I want to prove that some function $f(x)$ assigns the same quantity $y$ to any pair of identical objects in a finite set of $|N|$ objects. Given the structure of the problem, I'm using induction. So far, I'm proving that my claim is true under the $2$ objects case; and I then do the inductive step. However, for the case $|N|=1$, the statement is vacuously true. Therefore, my original statement is vacuously true for the case $|N|=1$.
Then, my question is the following one: can I use the case of $|N|=1$, which holds vacuously, as the first step of my inductive proof?
I hope my question makes (now) sense.
Thank you all very much in advanced for your time.
The short answer is yes -- vacuous truth is truth. It's no different from any other truth.
However, you have to be careful to make sure your inductive step isn't implicitly relying on anything which doesn't apply in the non-vacuous case.
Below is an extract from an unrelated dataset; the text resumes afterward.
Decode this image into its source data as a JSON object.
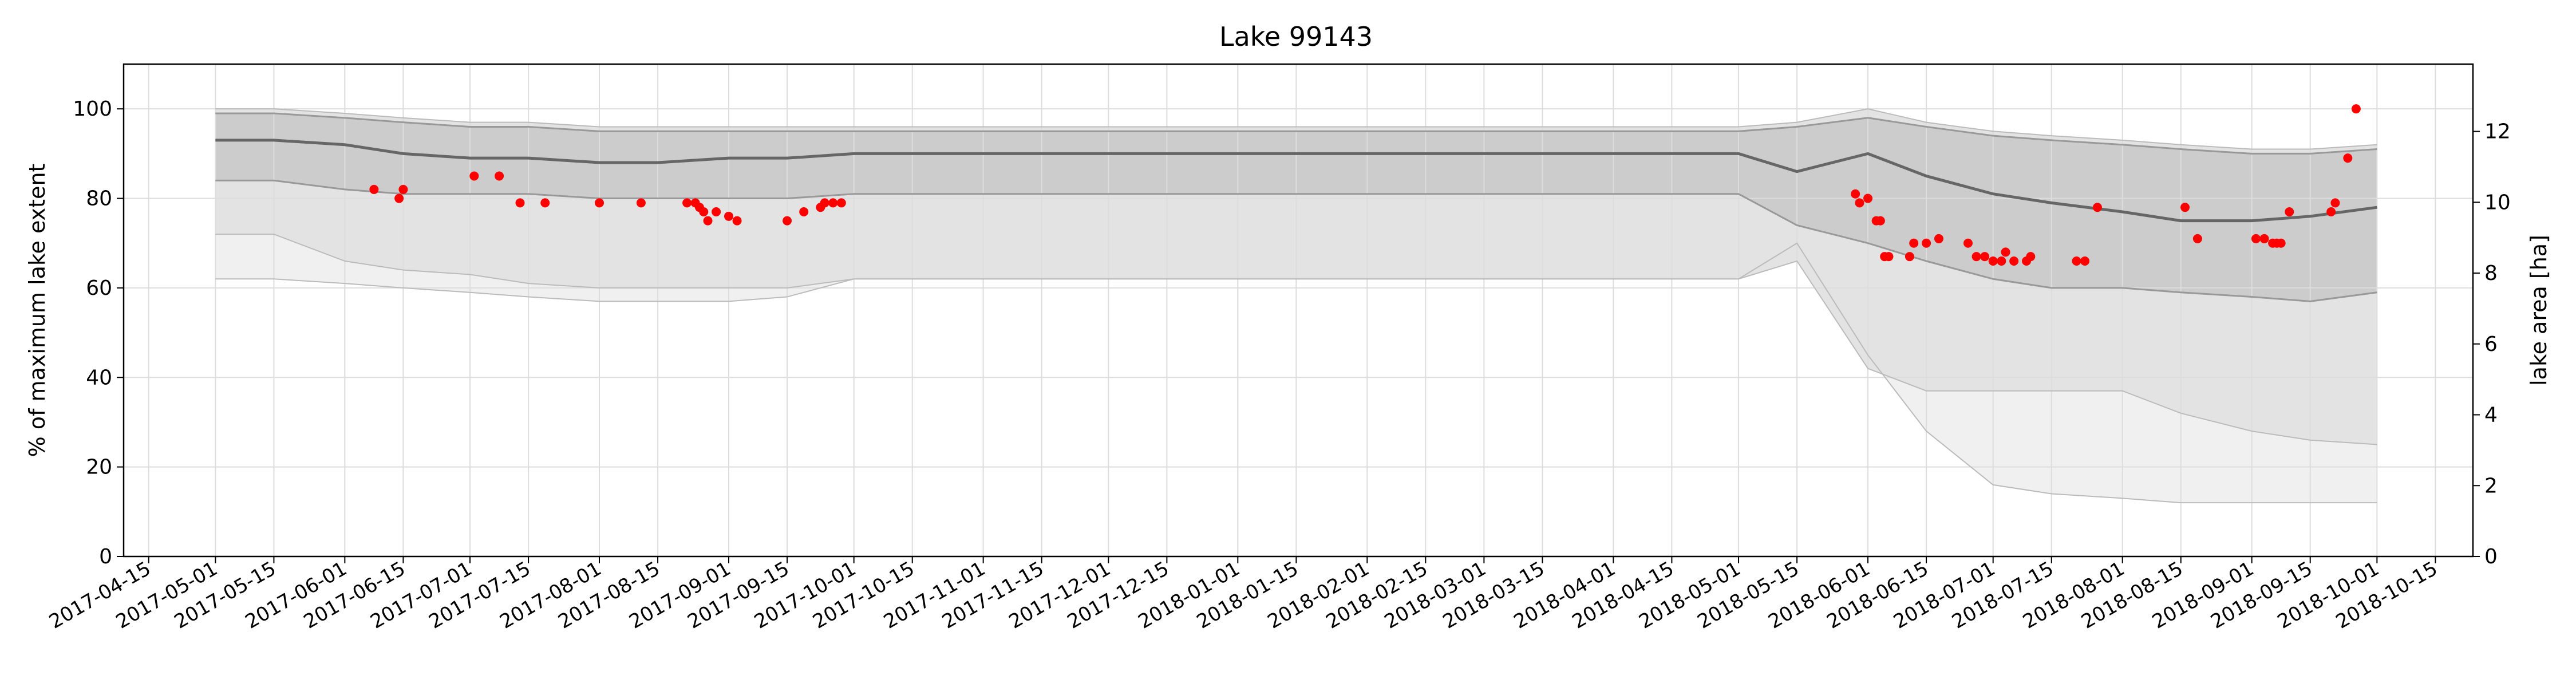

For example, suppose I wanted to prove, for a finite set of $N$ colored objects, that every pair of objects is blue. I prove this as follows: for $N=1$, this is vacuously true. Now suppose among every set of $N$ objects, every pair is blue. Among a set of $N+1$ objects, each pair of objects belongs to a subset of $N$ objects, so they must be blue; therefore every pair of objects in the set of $N+1$ is blue. QED.
Clearly this argument can't be sound. The problem is the claim "Among a set of $N+1$ objects, each pair of objects belongs to a subset of $N$ objects." This isn't true when $N=1$ and $N+1=2$. The (only) pair of objects in the set of $2$ doesn't belong to a subset of size $1$. The claim will hold only for $N\geq2$.
This isn't a problem with using vacuous truth per se, but it's an example of the type of thing that could go wrong when you try to jump from the vacuous case to the non-vacuous case. If you make sure to avoid this sort of fallacy, inductive arguments with a vacuous base case are perfectly okay.